Sexta-feira, 29 Março

«The Cloverfield Paradox» (O Paradoxo Cloverfield) por André Gonçalves

 

(esta crítica contém spoilers)

Em retrospetiva, foi totalmente lógico o terceiro capítulo do universo Cloverfield ter sido lançado de surpresa, uns dias após o trailer no Superbowl. Este era também um elemento comum aos outros dois capítulos da “saga”, para além do(s) monstro(s) entre mãos: o primeiro tinha surgido com um teaser sem qualquer título associado,  como um projeto surpresa de J.J. Abrams, realizado por Matt Reeves; uns anos mais tarde, 10 Cloverfield Lane viria apenas a revelar o seu estatuto de sequela “espiritual” do primeiro filme, uns dois meses antes do lançamento em salas, com o revelar do seu título e trailer (conta-se que só na fase de produção se tenham atado as pontas ao filme de Reeves); dois anos mais tarde, temos então este lançamento-surpresa numa plataforma de streaming (Netflix), algo relativamente inédito para o género. 

Se com os dois filmes anteriores tinhamos um motivo para ficar contentes após a campanha-surpresa, The Cloverfield Paradox e o seu lançamento inesperado salienta que a surpresa serve também para nivelar melhor as expetativas. Não tendo a Netflix cuidado para pagar boas críticas como a concorrência direta, o resultado final é infelizmente tão genérico como apontam as primeiras reações; no entanto, há que salientar alguns aspetos positivos aqui contidos.

 

Depois do found footage e da claustrofobia na terceira pessoa, chegou a vez do terror especial ganhar forma. Ora, o problema aqui é que este é um subgénero particularmente em voga nesta década, após o sucesso de filmes como Gravidade.
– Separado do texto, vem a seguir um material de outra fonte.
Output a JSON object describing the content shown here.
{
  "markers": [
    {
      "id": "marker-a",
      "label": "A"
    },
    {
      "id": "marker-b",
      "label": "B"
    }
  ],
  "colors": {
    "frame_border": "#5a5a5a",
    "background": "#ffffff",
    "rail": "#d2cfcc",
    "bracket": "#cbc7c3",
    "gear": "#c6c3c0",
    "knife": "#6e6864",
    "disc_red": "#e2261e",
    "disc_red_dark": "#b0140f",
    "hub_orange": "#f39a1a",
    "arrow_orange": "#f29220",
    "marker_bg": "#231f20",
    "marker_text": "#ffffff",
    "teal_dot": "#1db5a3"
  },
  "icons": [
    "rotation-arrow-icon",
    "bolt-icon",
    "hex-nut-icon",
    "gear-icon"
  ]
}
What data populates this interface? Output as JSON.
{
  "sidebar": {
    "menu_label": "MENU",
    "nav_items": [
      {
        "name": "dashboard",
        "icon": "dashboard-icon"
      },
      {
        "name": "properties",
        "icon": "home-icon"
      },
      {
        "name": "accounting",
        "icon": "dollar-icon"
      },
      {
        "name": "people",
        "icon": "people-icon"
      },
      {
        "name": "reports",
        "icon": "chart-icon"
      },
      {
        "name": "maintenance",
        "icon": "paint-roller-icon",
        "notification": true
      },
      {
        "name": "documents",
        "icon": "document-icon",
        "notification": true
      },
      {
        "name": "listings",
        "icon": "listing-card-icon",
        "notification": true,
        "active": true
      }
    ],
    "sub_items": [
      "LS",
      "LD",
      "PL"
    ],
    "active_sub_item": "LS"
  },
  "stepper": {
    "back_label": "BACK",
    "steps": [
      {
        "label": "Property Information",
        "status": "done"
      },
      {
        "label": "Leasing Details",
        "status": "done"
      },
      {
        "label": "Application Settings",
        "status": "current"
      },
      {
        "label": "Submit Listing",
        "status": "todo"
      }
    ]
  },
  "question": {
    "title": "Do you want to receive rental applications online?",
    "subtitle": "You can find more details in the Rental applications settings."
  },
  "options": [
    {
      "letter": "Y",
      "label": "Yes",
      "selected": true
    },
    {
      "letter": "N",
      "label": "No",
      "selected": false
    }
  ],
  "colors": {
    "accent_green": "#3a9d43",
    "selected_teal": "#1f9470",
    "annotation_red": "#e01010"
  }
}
Só no ano passado, tivemos dois filmes saídos do sub-género Alien: Alien:Covenant e Life, uma réplica de Alien melhor que a última sequela. Como ponto a favor, e se fossemos a resumir aqui a ação, poderíamos dizer que não há um monstro neste “Paradoxo”; o maior monstro em si é a realidade paralela que entra em conflito com a realidade presente na narrativa principal, graças a um acelerador que promete resolver o problema de energia na Terra.

Alternando entre a decência de Life e a pura estupidificação de Covenant, o maior problema (e a maior ironia) deste Paradoxo de Cloverfield é ele próprio ser um filme-paradoxo: hesitante sobre que filme há-de ser, no limite sendo um filme até mais cerebral (devido à diminuição ainda maior de conflitos com o monstro em questão), mas que desperdiça todo o seu aparente inteleto e vontade de fazer diferente em lugares comuns e decisões estúpidas: o comandante que decide sacrificar a sua vida, após levar dois dos seus colegas sem um grande motivo aparente; a mulher (uma excelente Guga Mbatha-Raw, a exceder-se bem acima do patamar de qualidade do filme) com um passado trágico forçada a tomar uma decisão entre o bem pessoal e o bem universal, etc. E depois temos uma decisão questionável de colocar a Terra também como espaço da ação, alternado assim com a ação da estação espacial, porque, lá está, vem aí ligação ao universo nos últimos segundos de filme, onde finalmente poderemos testemunhar O monstro. 

Resumindo: uma potencial boa sesta num filme-desperdício, que teima a cada volta em subestimar os talentos do seu elenco – onde só Mbatha-Raw sairá mais ilesa, ainda assim.